New Year’s Investment Resolutions – #3

Wednesday, December 30, 2009

Number 3Continuing with my favorite resolutions this week – ones that work in all markets – here is number three.

Diversification: A timeless key to investment success, the practice cycles in and out of favor, depending on the market environment. Here is how to view and manage diversification for good results in all markets.

First off, there is the question of whether diversification is necessary. Some top investment professionals say it is overrated. For example, Warren Buffet says, “Wide diversification is only required when investors do not understand what they are doing.” This is one time to ignore his normally sage advice. Top professionals, like Buffett, are people who have a special flair for investing, the time and resources to investigate and understand companies and securities better than most, and have access to top analysts and other experts. They also can buy very large positions that give them some management control over the companies. (Note that, in spite of what he says, Buffet actually practices diversification, holding many companies in different industries.)

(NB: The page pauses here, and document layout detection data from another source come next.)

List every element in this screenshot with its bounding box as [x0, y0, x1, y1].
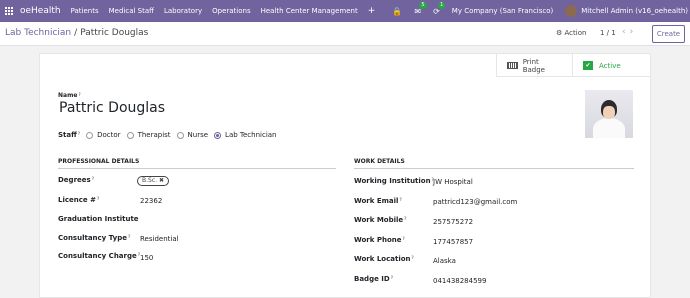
work-mobile-label: Work Mobile? [354, 216, 407, 224]
working-institution-label: Working Institution? [354, 177, 434, 185]
activity-badge: 1 [438, 1, 446, 9]
action-label: Action [564, 29, 587, 37]
menu-patients[interactable]: Patients [71, 7, 99, 15]
form-sheet: Print Badge ✔ Active Name? Pattric Dougla… [39, 53, 651, 298]
breadcrumb-parent[interactable]: Lab Technician [5, 28, 71, 38]
active-label: Active [599, 61, 621, 70]
company-switcher[interactable]: My Company (San Francisco) [452, 7, 553, 15]
badge-id-value[interactable]: 041438284599 [433, 277, 486, 285]
menu-medical-staff[interactable]: Medical Staff [109, 7, 154, 15]
work-location-label: Work Location? [354, 255, 414, 263]
staff-option-nurse[interactable]: Nurse [176, 131, 208, 139]
pager-arrows: ‹› [622, 27, 637, 37]
radio-icon[interactable] [176, 131, 184, 139]
radio-icon[interactable] [86, 131, 94, 139]
professional-details-title: PROFESSIONAL DETAILS [58, 158, 336, 169]
work-mobile-value[interactable]: 257575272 [433, 218, 473, 226]
graduation-institute-label: Graduation Institute [58, 215, 139, 223]
button-box: Print Badge ✔ Active [496, 54, 650, 77]
breadcrumb-separator: / [74, 28, 78, 38]
work-email-value[interactable]: pattricd123@gmail.com [433, 198, 517, 206]
check-icon: ✔ [583, 61, 593, 70]
radio-icon[interactable] [126, 131, 134, 139]
staff-option-doctor[interactable]: Doctor [86, 131, 121, 139]
pager-value[interactable]: 1 / 1 [600, 29, 616, 37]
chevron-left-icon[interactable]: ‹ [622, 27, 630, 37]
create-button[interactable]: Create [652, 25, 685, 43]
work-email-label: Work Email? [354, 197, 402, 205]
licence-label: Licence #? [58, 196, 100, 204]
consultancy-charge-value[interactable]: 150 [140, 254, 153, 262]
breadcrumb-current: Pattric Douglas [80, 28, 149, 38]
licence-value[interactable]: 22362 [140, 197, 162, 205]
gear-icon: ⚙ [556, 29, 563, 37]
menu-more[interactable]: + [368, 6, 376, 16]
user-menu[interactable]: Mitchell Admin (v16_oehealth) [581, 7, 688, 15]
degrees-label: Degrees? [58, 176, 95, 184]
menu-laboratory[interactable]: Laboratory [164, 7, 202, 15]
chat-icon[interactable]: ✉ 5 [414, 1, 427, 16]
consultancy-type-value[interactable]: Residential [140, 235, 179, 243]
radio-selected-icon[interactable] [214, 131, 222, 139]
menu-operations[interactable]: Operations [212, 7, 250, 15]
breadcrumb: Lab Technician / Pattric Douglas [5, 28, 148, 38]
chat-badge: 5 [419, 1, 427, 9]
top-navbar: oeHealth Patients Medical Staff Laborato… [0, 0, 690, 22]
menu-health-center-management[interactable]: Health Center Management [261, 7, 358, 15]
name-label: Name? [58, 92, 81, 99]
print-badge-label: Print Badge [522, 57, 545, 74]
barcode-icon [507, 62, 518, 69]
lock-icon[interactable]: 🔒 [392, 7, 402, 16]
work-details-title: WORK DETAILS [354, 158, 634, 169]
control-panel: Lab Technician / Pattric Douglas ⚙ Action … [0, 22, 690, 46]
consultancy-type-label: Consultancy Type? [58, 234, 131, 242]
active-toggle-button[interactable]: ✔ Active [572, 54, 650, 77]
consultancy-charge-label: Consultancy Charge? [58, 252, 141, 260]
work-phone-label: Work Phone? [354, 236, 405, 244]
work-phone-value[interactable]: 177457857 [433, 238, 473, 246]
print-badge-button[interactable]: Print Badge [496, 54, 572, 77]
chevron-right-icon[interactable]: › [630, 27, 638, 37]
staff-photo[interactable] [585, 90, 633, 138]
staff-option-therapist[interactable]: Therapist [126, 131, 171, 139]
app-brand[interactable]: oeHealth [20, 6, 61, 16]
close-icon[interactable]: ✖ [159, 177, 164, 184]
degree-tag[interactable]: B.Sc. ✖ [137, 176, 169, 186]
action-menu-button[interactable]: ⚙ Action [556, 29, 586, 37]
working-institution-value[interactable]: JW Hospital [433, 178, 473, 186]
staff-option-lab-technician[interactable]: Lab Technician [214, 131, 276, 139]
staff-label: Staff? [58, 131, 81, 139]
staff-radio-group: Staff? Doctor Therapist Nurse Lab Techni… [58, 131, 282, 139]
user-avatar[interactable] [565, 5, 578, 17]
badge-id-label: Badge ID? [354, 275, 394, 283]
work-location-value[interactable]: Alaska [433, 257, 456, 265]
activity-icon[interactable]: ⟳ 1 [433, 1, 446, 16]
apps-menu-icon[interactable] [5, 6, 14, 16]
name-field[interactable]: Pattric Douglas [59, 100, 165, 116]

The media periodically has articles that imply diversification produces mediocre performance. For example, write-ups about Apple Computer going from $7.50 to $200.00. Such stories have us mentally calculating what our assets would be if we had just bought the one stock. To counter this excitement, glance through a chart book and look at all the individual stocks that would have depleted your assets. And don’t forget the ones that have gone out of business.

Diversification is not only good investing, it is a key to success. An investment’s results cannot be known in advance, so it is better to take smaller positions in a number of promising investments than to bet the farm on one or two. Doing so also allows us to take on a riskier position that has a large potential – if it doesn’t work out, it won’t severely damage our portfolio.

Diversification has an additional, very large benefit: it provides peace of mind. Knowing that no one or two positions can undermine our strategy, we can objectively observe and make decisions without being driven by emotional turmoil.

This leads to our third resolution:

#3 – I resolve to always practice sound diversification.